BLOOMINGTON, Ind. -- More than half of Indiana arts and culture nonprofits say that demands for their services have increased over the past 36 months. But more reported increased expenses than increased revenues, suggesting that more operate at or below the margin, according to a new Indiana University report.
The report uses data from a 2017 survey of 1,170 Indiana nonprofits -- including 145 that have applied for funding from the Indiana Arts Commission -- conducted by the Indiana Nonprofits Project. It was produced at the request of the Indiana Arts Commission to inform the commission's planning, capacity building and training efforts.
According to the report, arts and culture nonprofits are significantly more likely to face financial challenges than all other nonprofits. The challenges include providing adequate staff compensation; securing funding from a variety of sources; and managing various financial activities, such as creating budgets and financial statements, managing cash flows or collecting payments. They also report more challenges planning, managing programs and marketing activities, as well as finding and retaining qualified board members and assessing board member performance, than all other types of nonprofits in Indiana.
"This report helps to identify some of the strengths and challenges of the arts not-for-profit sector in our state," said Lewis Ricci, executive director of the Indiana Arts Commission. "It serves as a tremendous resource as the Indiana Arts Commission develops capacity-building and grant programs which maximize public benefit for all of our citizens. The IAC is pleased to have partnered with IU on this report, and we recognize the important work that is being done by the School of Public and Environmental Affairs and the Lilly Family School of Philanthropy to inform the work of the public and private, nonprofit sectors in Indiana."

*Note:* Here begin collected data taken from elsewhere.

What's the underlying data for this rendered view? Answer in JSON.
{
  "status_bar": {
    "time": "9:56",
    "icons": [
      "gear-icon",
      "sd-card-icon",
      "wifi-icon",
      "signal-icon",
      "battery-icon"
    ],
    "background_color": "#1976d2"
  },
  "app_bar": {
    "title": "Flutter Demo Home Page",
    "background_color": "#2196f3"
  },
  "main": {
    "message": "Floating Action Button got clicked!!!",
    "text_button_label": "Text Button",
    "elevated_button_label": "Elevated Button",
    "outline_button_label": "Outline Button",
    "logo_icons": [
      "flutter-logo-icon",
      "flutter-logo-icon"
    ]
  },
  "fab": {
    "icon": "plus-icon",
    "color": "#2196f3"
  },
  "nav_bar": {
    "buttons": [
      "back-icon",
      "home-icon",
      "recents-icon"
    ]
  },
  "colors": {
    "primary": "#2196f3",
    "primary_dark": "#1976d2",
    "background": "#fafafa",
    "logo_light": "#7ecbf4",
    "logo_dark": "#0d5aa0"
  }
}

On the positive side, Indiana arts and culture organizations have significantly greater experience with a broad range of information technology resources and have more good organizational practices in place than other Indiana nonprofits, according to Kirsten Grønbjerg, director of the study.
"This suggests that Indiana arts and culture nonprofits are better positioned to take advantage of new developments and opportunities coming their way," she said.
The complete report -- "Indiana Arts and Culture Nonprofits: Overview and Challenges" -- is available online. It is part of the Indiana Nonprofit Sector: Scope and Community Dimensions project.
About the briefing
This briefing is the second in a series of reports from the Indiana Nonprofit Survey, Round III produced by the Indiana Nonprofit Sector: Scope and Community Dimensions project, designed to inform local community leaders and policymakers. The analysis is a joint effort of the School of Public and Environmental Affairs and the Lilly Family School of Philanthropy. The briefing's co-authors are Grønbjerg, the Efroymson Chair in Philanthropy at the Lilly Family School of Philanthropy and associate dean for faculty affairs at SPEA, and research assistant and IU undergraduate Payton Goodman.
About the School of Public and Environmental Affairs
SPEA is a world leader in public and environmental affairs and is the largest school of public administration and public policy in the United States. In the 2018 "Best Graduate Public Affairs Programs" by U.S. News & World Report, SPEA ranks first in the country. Four of its specialty programs are ranked in the top-five listings, including nonprofit management, ranked first.
About the Lilly Family School of Philanthropy
The Indiana University Lilly Family School of Philanthropy at IUPUI is dedicated to improving philanthropy to improve the world by training and empowering students and professionals to be innovators and leaders who create positive and lasting change. The school offers a comprehensive approach to philanthropy -- voluntary action for the public good -- through its academic, research and international programs and through The Fund Raising School, Lake Institute on Faith & Giving, Mays Family Institute on Diverse Philanthropy and the Women's Philanthropy Institute.
About the Indiana Arts Commission
The Indiana Arts Commission is an agency of state government, funded by the Indiana General Assembly and the National Endowment for the Arts, a federal agency. Its mission is to have a positive impact on the cultural, economic and economic climate of Indiana by providing responsible leadership for and public stewardship of artistic resources for all of our state's citizens and communities.